Once a month I filter stocks according to Joel Greenblatt’s Magic Formula. In his book, “The little book that beats the market” he explains the reasoning behind a simple yet powerful stock filter.
He claims the system is a very good starting point for investing in stocks and explains how to generate a similar ranked list of stocks.
Here is my interpretation of the system with some tweaks.
1. Open finance.google.com and click on “Stock screener”
2. Set the filter criteria:
- Market cap min: 45M
- Return on assets (TTM)(%) – minimum = 0.05
- P/E ratio – minimum = 0.5
- Average Volume min 50000
3. To get all 3845 stocks out to a spreadsheet I cheat!
- I use Google Chrome as the browser, the following is specific for this browser.

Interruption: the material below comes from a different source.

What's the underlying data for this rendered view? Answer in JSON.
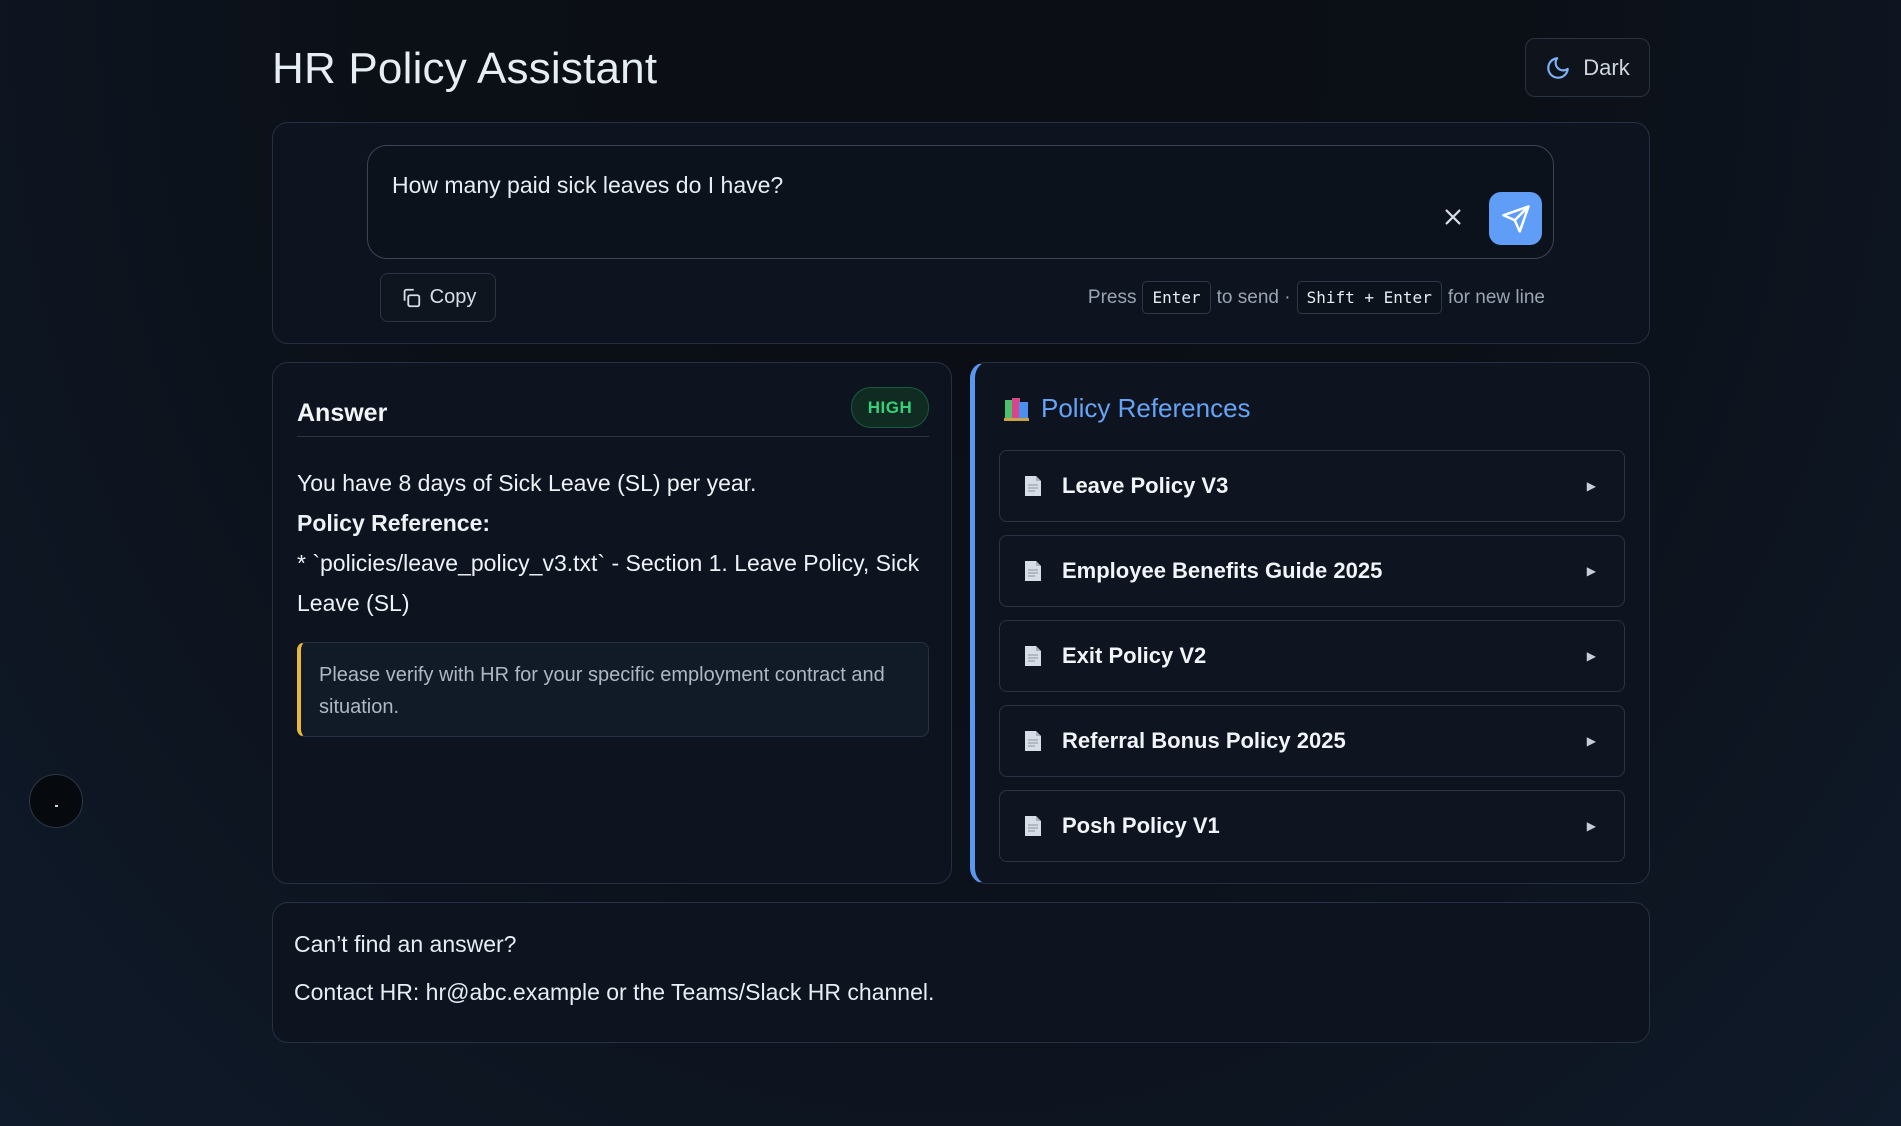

- ctrl+shift+i – to open the developer tools
- I click on the magnifying glass button at the bottom of the window to inspect an element on the page
- I click on the “Show rows” select box
- At the HTML code in the developer tools I click the small triangle to open the details
- In the line “30” I Double click the first 30 and change it to 4000 I close the developer tools
- I now select the “30” in the regular page, this will actually send a request to google’s system with “4000” as the limit.
- Now I do ctrl+a to select the whole page, ctrl+c to copy and switch to a plain text editor and paste
- The plain text editor helps filter out images and other fancy unimportant stuff from the web page
- Now I copy from the text editor to a spreadsheet and clean the rows above the main table.
4. In the spreadsheet, I do the ranking and some more filtering
- Sort by ROA (descending order), remove all stcoks with – as ROA (they don’t have assets?!
- Add column titled: ROA rank and type 1,2 and drag down all the way to the end to complete the ranking
- Sort by P/E (ascending)
- Delete rows with lower than 0.5 P/E and type 1,2 and drag down all the way to the end
- Add column “sum rank” and in it add the two ranks
- Sort by sum rank, ascending and add final rank, type 1,2 and drag down.
- Lastly, I like adding a percentile to the rank – I look at the total number of tickers left and divide the rank by the total number of tickers and present it as a percent.
sometimes I filter out stocks with “ADR” in their name, these are foreign stocks
I need to also filter out financial and utilities – that’s what the book says.